Last Stratton-Porter

The Keeper of the Bees--Gene Stratton-Porter -- Doubleday Page & Co. ($2.00). The violent conjunction of a limousine and a trolley-car, last year in Los Angeles, (TIME, Dec. 15, MILESTONES) caused this novel to stand as its author's last. The fact that

Freckles, her second book, has sold over 2,000,000 copies since its appearance in 1904 is some index to the degree of sorrow and disappointment the public must feel. A difference exists between a country's literature and its fiction. Mrs. Porter wrote none of the former and a great deal of the latter, sincerely compounding sweet sentiment with what hard-boiled editors call "nature stuff" and giving her main characters capitalized titles that were really poetic to multitudinous readers. The present volume retains this successful formula, telling the story of a Wounded Hero from the Great War who Married a Shamed Girl to give her Baby a Name, effacing himself very Nobly from her Tragic plight and keeping Bees until he Won Her Love. There are also Boy Scouts in the story.

Not "Wet"

GREENERY STREET--Denis Mackail --Houghton Mifflin ($2.00). To make a novel out of commonplace incidents in the first year of a pair of young English newlyweds, and avoid being "wet,"* is something of an achievement. Author MacKail has done it, with a very nice mixture of mock solemnity and featherweight irony. That is all there is to Greenery Street--two charming children, Ian and Felicity, finding their love-nest, scrimmaging with bills, terrified of their servants, diffidently "philosophizing." A very lovely elder sister almost gives the story a serious background by trying to bolt from her husband with another man. But her motives are left shadowy, and the situation is only a foil for some rather splendid precentive heroics by Ian. More than a few times will the reader of Greenery Street be moved to gentle but physical mirth.

Concubinage

Kept -- Alec Waugh -- A. & C. Boni ($2.00) Wherein, at some length, it is demonstrated that many a member of effete English society should take thought upon his own status before casting the pebble of opprobrium at ladies with irregular means of support.
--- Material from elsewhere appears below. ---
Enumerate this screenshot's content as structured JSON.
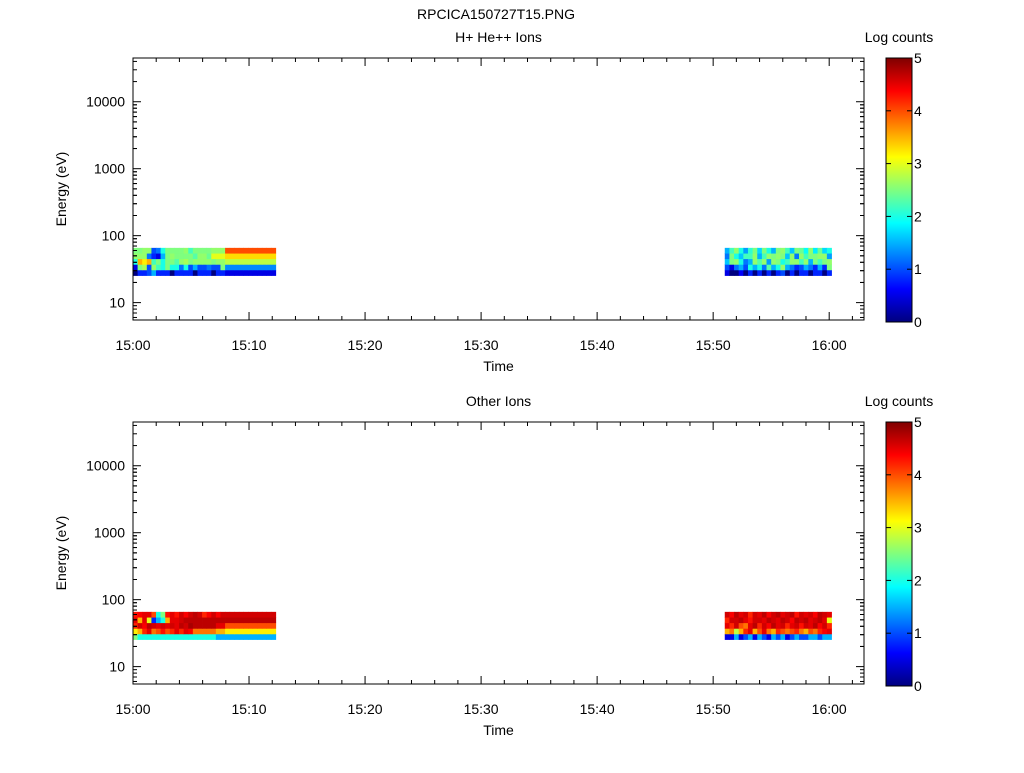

There is, for example, the concubinage of inherited wealth. There is the artist "kept" by his early reputation. There is the ex-warrior who established his credit by one act of courage. This story, which is based on the modest estimate that "half London's love affairs take place out of marriage," is the wavering of Marjorie Fairfield, piquant widow, between the financier who has paid her upkeep, a burning young idealist and Ransom Heritage, social realist. Style: faintly affected but mordant. Recommendation : creditable effort, very readable.

*The Perennial Bachelor -- Anne Parrish Harper. ($2.50). - Entered this year by novelists in every state of the Union. Last year's winner: The Able MacLaughlins, by Margaret Wilson. Judges for 1925: Stuart P. Sherman, Carl Van Doren, Jesse Lynch Williams. *Current collegiate slang covering "sentimental," "insipid," "childish" and also "unrefined" or "loud."